La décision de Bruxelles risque de faire grincer des dents les agriculteurs français. Contre toute attente, et malgré les protestations dont s’étaient fait l’écho les éleveurs bretons dans une lettre ouverte au commissaire européen à l’Agriculture à la mi-mars, les Pays-Bas viennent d’obtenir le prolongement de deux ans de leur dérogation permettant aux éleveurs néerlandais de produire davantage de lisier que leurs collègues de l’UE.
Entre les mailles du filet
« L’obtention de cette dérogation n’était pas gagnée d’avance et de nombreuses personnes ont dû plancher sur ce dossier pour convaincre la Commission européenne », a reconnu Carola Schouten, ministre néerlandaise de l’Agriculture. En effet, c’est ce qu’on appelle passer entre les mailles du filet.
Le feu vert de Bruxelles intervient alors que deux scandales ont coup sur coup ébranlé le secteur de l’élevage batave ces derniers mois. À chaque fois, il s’agissait justement de frauder avec les quantités de lisier produites.
À l’automne dernier, des révélations ont fait part de pratiques frauduleuses portant sur quelque 25 % à 40 % du lisier produit aux Pays-Bas. Les magouilles consistaient à organiser de fausses collectes de lisier ou des stockages « bidons ». Dans d’autres cas, des exploitants déclaraient une superficie de terres supérieure à la réalité afin d’être autorisés à produire davantage de lisier.
Des demi-vaches
Plus récemment, c’est le scandale des veaux qui a jeté un nouveau discrédit sur l’élevage batave. Cette supercherie révélée en janvier dernier consistait pour les éleveurs à attribuer plusieurs naissances de veau à une même vache alors qu’elles provenaient d’animaux distincts. Une fraude qui leur permettait de conserver un plus grand nombre de génisses. Comptabilisée comme une « demi-vache », une génisse produit deux fois moins de phosphates qu’une vache, selon la réglementation. L’éleveur pouvait ainsi indûment bénéficier de davantage de droits de production de lisier.

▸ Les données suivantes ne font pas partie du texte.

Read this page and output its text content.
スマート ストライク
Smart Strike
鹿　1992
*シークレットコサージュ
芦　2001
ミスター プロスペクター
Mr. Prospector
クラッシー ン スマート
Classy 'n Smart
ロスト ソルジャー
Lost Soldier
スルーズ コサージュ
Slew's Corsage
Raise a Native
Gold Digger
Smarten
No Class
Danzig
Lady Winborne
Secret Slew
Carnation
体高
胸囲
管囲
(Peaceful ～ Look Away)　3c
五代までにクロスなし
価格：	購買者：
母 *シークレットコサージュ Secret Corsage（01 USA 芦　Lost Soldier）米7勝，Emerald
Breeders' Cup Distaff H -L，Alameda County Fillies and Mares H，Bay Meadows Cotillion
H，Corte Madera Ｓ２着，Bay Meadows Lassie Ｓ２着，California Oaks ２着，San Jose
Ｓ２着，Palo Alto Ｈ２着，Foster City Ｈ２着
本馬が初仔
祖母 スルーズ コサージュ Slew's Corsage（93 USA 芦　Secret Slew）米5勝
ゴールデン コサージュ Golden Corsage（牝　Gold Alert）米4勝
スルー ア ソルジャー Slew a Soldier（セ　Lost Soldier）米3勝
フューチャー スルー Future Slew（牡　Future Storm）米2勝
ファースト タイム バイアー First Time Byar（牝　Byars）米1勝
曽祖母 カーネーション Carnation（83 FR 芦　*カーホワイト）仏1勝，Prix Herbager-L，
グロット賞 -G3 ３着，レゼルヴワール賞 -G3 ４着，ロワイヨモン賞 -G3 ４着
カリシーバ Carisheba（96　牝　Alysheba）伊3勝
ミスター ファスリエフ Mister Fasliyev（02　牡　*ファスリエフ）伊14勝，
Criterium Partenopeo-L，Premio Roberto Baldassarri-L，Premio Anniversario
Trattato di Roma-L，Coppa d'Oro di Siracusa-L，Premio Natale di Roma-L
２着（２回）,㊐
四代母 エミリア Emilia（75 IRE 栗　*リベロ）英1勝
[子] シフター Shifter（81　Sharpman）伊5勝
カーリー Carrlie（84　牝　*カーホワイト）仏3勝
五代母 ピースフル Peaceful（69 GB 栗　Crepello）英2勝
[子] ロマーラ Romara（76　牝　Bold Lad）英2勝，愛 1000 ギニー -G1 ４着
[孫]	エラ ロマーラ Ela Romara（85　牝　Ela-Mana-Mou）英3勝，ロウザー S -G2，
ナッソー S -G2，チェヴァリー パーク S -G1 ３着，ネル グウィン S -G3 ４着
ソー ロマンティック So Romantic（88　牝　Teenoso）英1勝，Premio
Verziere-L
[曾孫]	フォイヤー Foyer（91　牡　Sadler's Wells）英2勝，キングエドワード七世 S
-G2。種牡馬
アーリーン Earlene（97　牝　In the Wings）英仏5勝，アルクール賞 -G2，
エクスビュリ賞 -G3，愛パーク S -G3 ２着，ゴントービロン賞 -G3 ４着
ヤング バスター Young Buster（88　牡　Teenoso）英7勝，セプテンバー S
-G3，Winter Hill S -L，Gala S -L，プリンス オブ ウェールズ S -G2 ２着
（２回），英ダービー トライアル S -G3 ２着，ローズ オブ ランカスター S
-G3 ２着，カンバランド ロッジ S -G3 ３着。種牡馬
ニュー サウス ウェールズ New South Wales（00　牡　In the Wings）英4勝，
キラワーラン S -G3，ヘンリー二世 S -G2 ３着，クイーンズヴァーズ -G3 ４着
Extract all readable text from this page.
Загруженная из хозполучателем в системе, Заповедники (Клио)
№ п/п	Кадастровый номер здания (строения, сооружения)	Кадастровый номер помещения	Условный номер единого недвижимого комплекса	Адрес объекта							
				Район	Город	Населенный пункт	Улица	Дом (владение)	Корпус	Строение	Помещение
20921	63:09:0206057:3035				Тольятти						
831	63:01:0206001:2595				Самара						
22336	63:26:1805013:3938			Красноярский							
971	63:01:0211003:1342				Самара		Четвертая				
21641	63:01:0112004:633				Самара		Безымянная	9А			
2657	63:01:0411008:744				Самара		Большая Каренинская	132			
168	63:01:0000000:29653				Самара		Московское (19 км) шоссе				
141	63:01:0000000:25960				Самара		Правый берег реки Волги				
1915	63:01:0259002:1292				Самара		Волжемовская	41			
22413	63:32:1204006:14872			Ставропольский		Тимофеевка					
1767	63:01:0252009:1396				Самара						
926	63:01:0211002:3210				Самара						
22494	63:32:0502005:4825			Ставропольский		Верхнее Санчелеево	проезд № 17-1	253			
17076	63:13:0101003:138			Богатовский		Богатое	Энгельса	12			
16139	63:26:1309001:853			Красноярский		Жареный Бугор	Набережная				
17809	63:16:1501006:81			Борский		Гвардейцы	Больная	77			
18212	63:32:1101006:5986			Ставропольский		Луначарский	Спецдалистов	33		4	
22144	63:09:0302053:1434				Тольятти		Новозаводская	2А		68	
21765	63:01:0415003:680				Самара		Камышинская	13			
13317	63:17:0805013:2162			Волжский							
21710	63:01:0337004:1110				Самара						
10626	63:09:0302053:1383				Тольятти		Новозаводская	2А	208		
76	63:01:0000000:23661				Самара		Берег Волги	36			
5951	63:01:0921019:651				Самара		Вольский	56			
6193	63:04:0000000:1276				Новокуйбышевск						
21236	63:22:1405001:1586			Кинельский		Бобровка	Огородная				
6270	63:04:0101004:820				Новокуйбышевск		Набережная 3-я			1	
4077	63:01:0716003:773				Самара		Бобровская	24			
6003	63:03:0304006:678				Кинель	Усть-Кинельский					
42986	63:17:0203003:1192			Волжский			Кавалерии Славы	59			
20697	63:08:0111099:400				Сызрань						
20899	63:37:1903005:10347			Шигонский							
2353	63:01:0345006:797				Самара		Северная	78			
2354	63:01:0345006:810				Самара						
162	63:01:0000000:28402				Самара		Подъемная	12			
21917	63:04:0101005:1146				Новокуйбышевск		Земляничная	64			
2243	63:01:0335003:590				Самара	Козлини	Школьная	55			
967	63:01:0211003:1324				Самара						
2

Malgré tout, ces dérapages à répétition n’ont pas amené Bruxelles à mettre fin à la dérogation néerlandaise. Deux facteurs ont sans doute joué en faveur des Pays-Bas.
Le phosphate, c’est mieux
Après avoir dépassé les plafonds européens de production de phosphate en 2015 et 2016, le royaume a réussi à rentrer dans le rang en 2017. Une prouesse réalisée grâce aux mesures de réduction de la production laitière efficaces imposées alors par le ministère de l’Agriculture.
De plus, La Haye a mis en place depuis janvier dernier un système de droits négociables de production de phosphates promis à parer toute nouvelle dérive. Bruxelles a approuvé ce dispositif qui, bien que se présentant comme une aide publique, avait un « objectif clair de protéger l’environnement ».